Stefan Schwarzer schrieb:
> Hi there,
>
> I learned in another posting that my table design - in a polite way -
> "could be improved".
>
> So, before doing any additional design errors, I would like to get
> feedback, if possible.
>
> I am dealing with some 500 tables for worldwide national statistics
> (GDP, population, environment etc.), covering approx. 30 years each. For
> each of these variables, I usually have as well (pre-prepared)
> subregional and regional aggregations too.
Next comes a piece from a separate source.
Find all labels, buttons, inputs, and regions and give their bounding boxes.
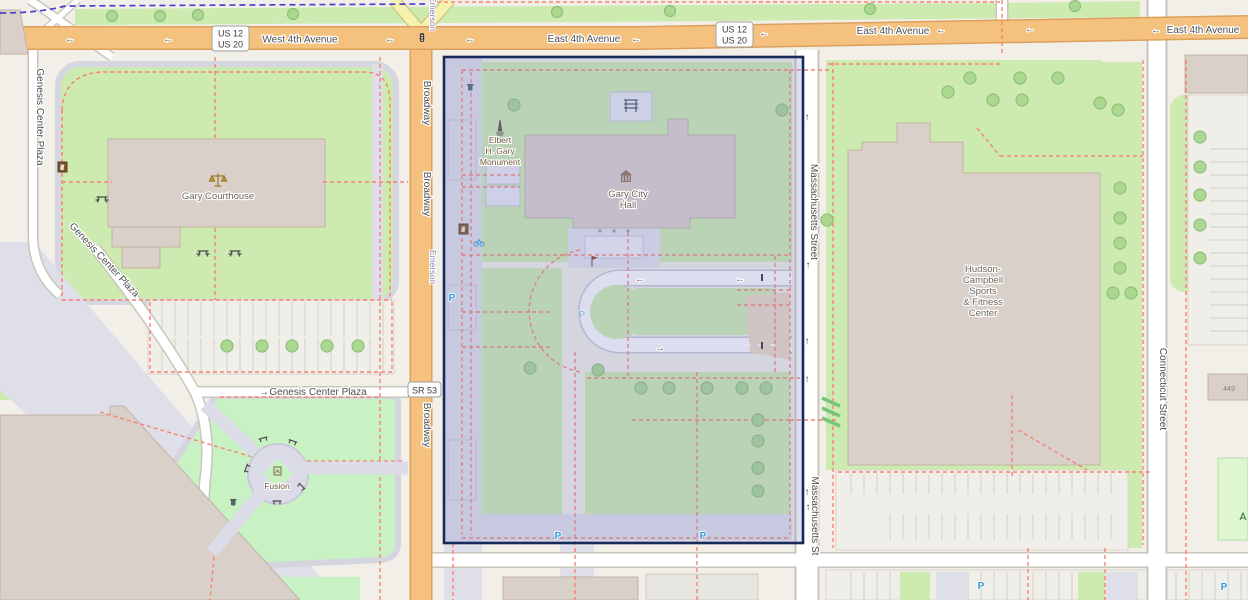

These could - and should - at
> the end be calculated on-the-fly, and not pre-calculated and imported
> from Excel as it is for the moment.
>
> My (national) table for a given variable is in the moment as follows (id
> being the identifier for a specific country):
>
> id | 1970 | 1971 | ... | 2004 | 2005
> -------------------------------------------------------------------
> 1 | NULL | 36 | ... | 42 | 45
> 2 ......
>
> The new design would be like this:
>
> id | year | value
> -------------------------------
> 1 | 1970 | NULL
> 1 | 1971 | 36
> 1 ....
> 1 | 2005 | 45
> 2 | 1970 | ....
> 2 .....
>
>
> Would that be considered as "good table design" then?
I'd not save null values but otherwise you are fine.
If you want to select over stable ranges of years
w/o bothering with non existent data (and therefore year)
it might be usefull to have a separate mapping table like
year -> year_id (sequential) and use the Ids for year.
This can even be simplified to a table just providing you the
coverage of years you have as a whole and use the number
directly as foreign key in your table.
table:years
year
1970
1971
1972
...
table:measures
measure_id,description
1 foovar
2 barvar
...
table:values
year (fk from years), measure_id (fk from measures), value
1971 1 36
every column of "values" table would be not null and
primary key (year,measure_id)
This way you can easily create any report you want
by selectiong a year range, then left join the values table
as often as you want for a given measure and so on.